Afirma en la prensa el decano de una de las facultades que
participan de este doble grado de Física y Matemáticas (la Facultad de Física
de la Complutense) que uno de los motivos para limitar el acceso es que faltan
recursos (laboratorios, personal…), pero no explica por qué no se les da
prioridad a tales recursos, siendo como son tan demandados, y uno tiende a
creer que el verdadero motivo es otro, a saber: que “si ponemos pocas plazas –
declara el decano aludido – nos aseguramos de que los que entran son los
mejores y, por tanto, podrán cursar las asignaturas con menos dificultad”. Es
decir, que se trata también (¿o fundamentalmente?) de mantener un ridículo
espíritu elitista alrededor de unos conocimientos presuntamente más difíciles y
que parece que no pueden estar al alcance de cualquiera que se esfuerce por
adquirirlos.
Y ojo: poner el conocimiento al alcance de todos no quiere
decir abaratar dicho conocimiento, sino dar a todo el mundo (y no solo a cierto
estándar – bastante discutible – de estudiante modélico) la oportunidad de
dominarlo. Y este es precisamente, o debería ser, uno de los significados del
término “universidad”: el del empeño por universalizar el saber.

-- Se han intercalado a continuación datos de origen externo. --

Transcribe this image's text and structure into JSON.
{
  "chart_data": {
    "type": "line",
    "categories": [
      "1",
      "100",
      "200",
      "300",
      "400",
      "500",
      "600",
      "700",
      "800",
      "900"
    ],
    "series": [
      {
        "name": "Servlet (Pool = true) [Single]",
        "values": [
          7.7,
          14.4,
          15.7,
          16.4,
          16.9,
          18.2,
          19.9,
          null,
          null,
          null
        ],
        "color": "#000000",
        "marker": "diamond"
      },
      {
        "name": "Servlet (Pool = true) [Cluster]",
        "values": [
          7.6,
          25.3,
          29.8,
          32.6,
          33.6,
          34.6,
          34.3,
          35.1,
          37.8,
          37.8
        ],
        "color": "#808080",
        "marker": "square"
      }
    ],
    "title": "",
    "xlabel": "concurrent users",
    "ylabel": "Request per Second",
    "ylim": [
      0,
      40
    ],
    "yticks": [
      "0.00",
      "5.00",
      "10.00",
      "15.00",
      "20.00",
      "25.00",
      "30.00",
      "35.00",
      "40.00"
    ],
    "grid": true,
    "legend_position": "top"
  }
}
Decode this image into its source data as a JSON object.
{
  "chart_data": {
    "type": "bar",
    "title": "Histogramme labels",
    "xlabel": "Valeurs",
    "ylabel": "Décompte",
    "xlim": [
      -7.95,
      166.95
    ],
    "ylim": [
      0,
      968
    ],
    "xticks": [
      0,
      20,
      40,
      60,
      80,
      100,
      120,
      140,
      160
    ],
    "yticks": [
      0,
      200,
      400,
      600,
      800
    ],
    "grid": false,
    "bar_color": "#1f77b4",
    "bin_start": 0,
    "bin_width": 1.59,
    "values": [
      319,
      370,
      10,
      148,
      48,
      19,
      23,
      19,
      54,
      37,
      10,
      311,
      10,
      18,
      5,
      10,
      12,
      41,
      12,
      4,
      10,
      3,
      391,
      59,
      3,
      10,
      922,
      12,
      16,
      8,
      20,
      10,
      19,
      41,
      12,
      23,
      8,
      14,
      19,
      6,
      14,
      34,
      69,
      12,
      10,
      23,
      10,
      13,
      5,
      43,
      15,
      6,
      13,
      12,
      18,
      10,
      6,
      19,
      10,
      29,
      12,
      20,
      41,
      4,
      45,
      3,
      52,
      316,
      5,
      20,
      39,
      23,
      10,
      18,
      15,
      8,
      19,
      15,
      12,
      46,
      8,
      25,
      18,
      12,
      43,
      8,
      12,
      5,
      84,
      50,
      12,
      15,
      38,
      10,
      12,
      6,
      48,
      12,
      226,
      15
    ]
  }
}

Más aún cuando
hablamos de saberes (la física y la matemática) fundamentales no solo para
entender otras ramas de la ciencia, sino también para acceder a aquellos modos de
gestión y producción de información de los que dependen hoy los flujos
económicos y de poder.
Un segundo significado esencial del término “universidad”,
igualmente ajeno a todo tipo de elitismos, es el de ser la institución en la
que se promueve un conocimiento total, es decir: un conocimiento que
atiende a todas las dimensiones del saber y a todos los aspectos de la persona,
y que lo hace, además, enraizándose críticamente en las ideas y concepciones
que, desde la antigüedad clásica (aunque no solo desde ella), determinan
nuestra manera de conocer y pensar.
Que la universidad, haciendo honor a su nombre, haya de
proporcionar un saber y una formación total o universal, quiere decir que,
lejos de concebirse como una formación profesional de alto nivel al servicio de
las empresas (que deberían prestar y pagar por sí mismas esa formación, al
menos en su dimensión más específica), ha de entenderse como lo que desde su origen
fue: una institución educativa diseñada para el cultivo de la ciencia y el
conocimiento puro (sea o no útil para multiplicar el dinero), la capacitación
política de la ciudadanía y el desarrollo moral de las personas. Más aún en una
época como la nuestra, en la que apenas tenemos más certidumbre que la de los
enormes desafíos políticos que vamos a tener que afrontar colectivamente: el
cambio climático, la distribución de los escasos recursos, el aumento de las
desigualdades, los populismos antidemocráticos, el cambio de modelo productivo,
la disminución del trabajo disponible, etc. Una época para la que más nos vale
formar ciudadanos ética y políticamente activos, dueños de un saber global y
una concepción integral de la realidad, que mileuristas casi analfabetos y
super-especializados en sectores económicos que lo mismo están hoy en la cima
de la empleabilidad que son completamente olvidados en unos años.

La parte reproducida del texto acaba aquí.